When asked what song she wished people heard more, Armi answered Sana (from 2009’s Bipolar). “It was my ode to the Filipino songwriters I looked up to growing up like Odette Quesada, the late Bodjie Dasig, and even singers such as Ric Segreto, who sang timeless songs with such singular delivery.”
“The lyrics to Sana were written off of what I saw in two of my closest friends at the time who just broke up, and at the same time I saw myself in it.”
Sana is about the agony of holding on when you should already be moving on: “Nalilito na ako, hindi na dapat ganto, nakaraan ay natapos at napagdaanan na.” The song itself is wishful thinking, showing how we often trap ourselves because of love.

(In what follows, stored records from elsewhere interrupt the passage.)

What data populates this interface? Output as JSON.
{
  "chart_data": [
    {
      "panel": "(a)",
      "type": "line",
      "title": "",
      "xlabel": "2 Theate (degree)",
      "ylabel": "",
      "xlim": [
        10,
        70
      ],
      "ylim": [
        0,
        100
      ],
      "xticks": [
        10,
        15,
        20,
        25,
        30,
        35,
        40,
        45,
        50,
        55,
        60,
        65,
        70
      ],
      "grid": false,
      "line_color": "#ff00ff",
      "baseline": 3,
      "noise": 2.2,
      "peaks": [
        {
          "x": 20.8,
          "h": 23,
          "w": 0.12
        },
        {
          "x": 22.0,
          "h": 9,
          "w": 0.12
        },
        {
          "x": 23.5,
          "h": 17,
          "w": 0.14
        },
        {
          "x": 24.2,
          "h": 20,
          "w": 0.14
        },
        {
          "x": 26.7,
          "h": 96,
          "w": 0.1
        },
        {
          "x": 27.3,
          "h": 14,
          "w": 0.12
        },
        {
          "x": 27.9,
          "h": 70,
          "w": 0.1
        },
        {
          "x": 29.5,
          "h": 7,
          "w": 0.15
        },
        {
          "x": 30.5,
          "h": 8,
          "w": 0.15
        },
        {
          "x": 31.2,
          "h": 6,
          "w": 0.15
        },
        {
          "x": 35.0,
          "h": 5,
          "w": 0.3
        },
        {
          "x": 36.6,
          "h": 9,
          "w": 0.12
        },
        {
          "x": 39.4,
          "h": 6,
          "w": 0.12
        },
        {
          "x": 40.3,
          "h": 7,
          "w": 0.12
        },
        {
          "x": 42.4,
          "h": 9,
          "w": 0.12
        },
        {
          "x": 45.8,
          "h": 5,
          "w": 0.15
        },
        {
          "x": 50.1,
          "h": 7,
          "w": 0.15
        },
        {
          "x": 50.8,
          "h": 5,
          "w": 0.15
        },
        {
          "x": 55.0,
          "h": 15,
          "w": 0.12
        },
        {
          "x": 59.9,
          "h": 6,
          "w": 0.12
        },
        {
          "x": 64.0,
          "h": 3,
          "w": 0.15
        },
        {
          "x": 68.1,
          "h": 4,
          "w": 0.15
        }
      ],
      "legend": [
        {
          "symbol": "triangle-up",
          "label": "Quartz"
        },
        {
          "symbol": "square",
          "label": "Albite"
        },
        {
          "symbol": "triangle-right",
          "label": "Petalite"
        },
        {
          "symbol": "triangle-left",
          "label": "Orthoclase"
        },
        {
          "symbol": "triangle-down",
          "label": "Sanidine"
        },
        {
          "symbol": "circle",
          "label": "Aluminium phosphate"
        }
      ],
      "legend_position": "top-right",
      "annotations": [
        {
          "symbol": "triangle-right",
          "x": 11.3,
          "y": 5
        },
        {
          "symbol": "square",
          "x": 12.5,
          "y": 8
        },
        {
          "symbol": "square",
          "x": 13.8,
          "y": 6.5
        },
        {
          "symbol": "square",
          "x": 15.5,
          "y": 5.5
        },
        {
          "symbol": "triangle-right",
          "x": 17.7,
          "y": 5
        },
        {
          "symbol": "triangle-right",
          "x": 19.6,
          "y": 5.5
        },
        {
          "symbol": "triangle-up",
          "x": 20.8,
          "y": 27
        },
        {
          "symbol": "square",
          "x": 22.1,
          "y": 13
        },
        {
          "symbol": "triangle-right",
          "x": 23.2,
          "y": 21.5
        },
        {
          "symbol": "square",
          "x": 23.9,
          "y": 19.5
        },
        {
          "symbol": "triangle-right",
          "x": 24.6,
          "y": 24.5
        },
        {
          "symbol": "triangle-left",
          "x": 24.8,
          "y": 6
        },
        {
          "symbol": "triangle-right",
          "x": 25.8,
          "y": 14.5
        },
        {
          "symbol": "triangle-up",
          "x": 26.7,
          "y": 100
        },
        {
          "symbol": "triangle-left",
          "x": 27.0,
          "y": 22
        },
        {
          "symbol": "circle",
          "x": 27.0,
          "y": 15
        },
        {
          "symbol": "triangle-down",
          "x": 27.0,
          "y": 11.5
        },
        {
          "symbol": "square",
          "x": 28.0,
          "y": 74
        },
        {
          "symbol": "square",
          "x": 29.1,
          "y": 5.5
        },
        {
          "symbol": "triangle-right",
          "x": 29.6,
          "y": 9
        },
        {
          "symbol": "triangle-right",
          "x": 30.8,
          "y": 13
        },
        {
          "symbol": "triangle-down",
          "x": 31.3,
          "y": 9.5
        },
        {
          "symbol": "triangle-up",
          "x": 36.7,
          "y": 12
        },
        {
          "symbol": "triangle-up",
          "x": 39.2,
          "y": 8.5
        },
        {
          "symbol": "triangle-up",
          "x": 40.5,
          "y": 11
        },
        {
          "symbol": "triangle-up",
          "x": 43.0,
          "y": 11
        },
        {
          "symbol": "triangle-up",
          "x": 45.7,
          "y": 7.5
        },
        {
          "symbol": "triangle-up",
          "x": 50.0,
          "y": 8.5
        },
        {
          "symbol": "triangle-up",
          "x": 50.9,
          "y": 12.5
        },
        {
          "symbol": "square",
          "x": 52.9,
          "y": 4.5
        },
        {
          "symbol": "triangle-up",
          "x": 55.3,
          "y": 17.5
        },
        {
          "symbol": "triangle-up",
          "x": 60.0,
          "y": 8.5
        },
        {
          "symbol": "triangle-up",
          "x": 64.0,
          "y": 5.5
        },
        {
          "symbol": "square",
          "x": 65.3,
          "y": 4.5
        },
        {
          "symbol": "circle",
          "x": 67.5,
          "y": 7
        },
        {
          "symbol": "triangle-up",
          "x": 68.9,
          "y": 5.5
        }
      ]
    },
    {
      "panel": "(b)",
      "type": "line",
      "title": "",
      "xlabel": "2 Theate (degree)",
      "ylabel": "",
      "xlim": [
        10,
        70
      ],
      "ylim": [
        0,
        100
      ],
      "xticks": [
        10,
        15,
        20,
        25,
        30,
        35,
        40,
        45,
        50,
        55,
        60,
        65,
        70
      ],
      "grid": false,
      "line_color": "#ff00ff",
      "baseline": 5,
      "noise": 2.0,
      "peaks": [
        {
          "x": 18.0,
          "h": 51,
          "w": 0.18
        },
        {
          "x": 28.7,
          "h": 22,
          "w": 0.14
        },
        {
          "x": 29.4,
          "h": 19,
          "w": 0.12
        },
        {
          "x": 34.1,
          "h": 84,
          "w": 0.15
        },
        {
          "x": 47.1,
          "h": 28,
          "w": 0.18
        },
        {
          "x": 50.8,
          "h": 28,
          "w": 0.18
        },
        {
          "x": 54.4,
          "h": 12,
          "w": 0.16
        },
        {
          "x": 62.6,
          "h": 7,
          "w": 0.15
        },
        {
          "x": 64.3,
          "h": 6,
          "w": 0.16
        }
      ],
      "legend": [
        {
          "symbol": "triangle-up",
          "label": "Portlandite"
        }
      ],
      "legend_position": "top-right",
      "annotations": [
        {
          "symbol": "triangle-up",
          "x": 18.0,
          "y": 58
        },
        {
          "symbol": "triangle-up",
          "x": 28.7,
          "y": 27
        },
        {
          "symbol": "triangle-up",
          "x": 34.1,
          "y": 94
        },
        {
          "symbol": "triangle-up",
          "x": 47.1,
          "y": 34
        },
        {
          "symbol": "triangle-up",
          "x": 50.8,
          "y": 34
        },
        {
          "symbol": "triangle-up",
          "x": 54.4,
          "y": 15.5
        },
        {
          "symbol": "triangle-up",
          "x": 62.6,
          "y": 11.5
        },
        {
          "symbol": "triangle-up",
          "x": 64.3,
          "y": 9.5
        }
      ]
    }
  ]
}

Today, Armi continues with her solo career. As a musician, she’s currently focusing on live shows, with a slew of new songs under her wing. The old songs we came to know and love have been reimagined by her to fit her new artistic direction. “I suppose the times have urged me to correct the way I would like to be represented as an artist,” she said of her shifting solo.
As a songwriter, Armi focuses on writing about the human experience, and while that may include love, there are different kinds of love and relationships. ”One that matters best to me now is my relationship with myself and the world around me. I have learned to love myself more these days, and I would like to write more about that,” she said.
Armi Millare’s songs have carved a place for themselves in OPM, the same way they etched a place in our hearts. Of her songs’ legacy, she says, “From string arrangements to budots (remixes) played in public transport and a metal band playing (covers), I appreciate how the work has expanded to places I never thought they could reach. I am immensely grateful for the many new lives these songs have had because of musicians and performers giving their spin to it to make it their own.”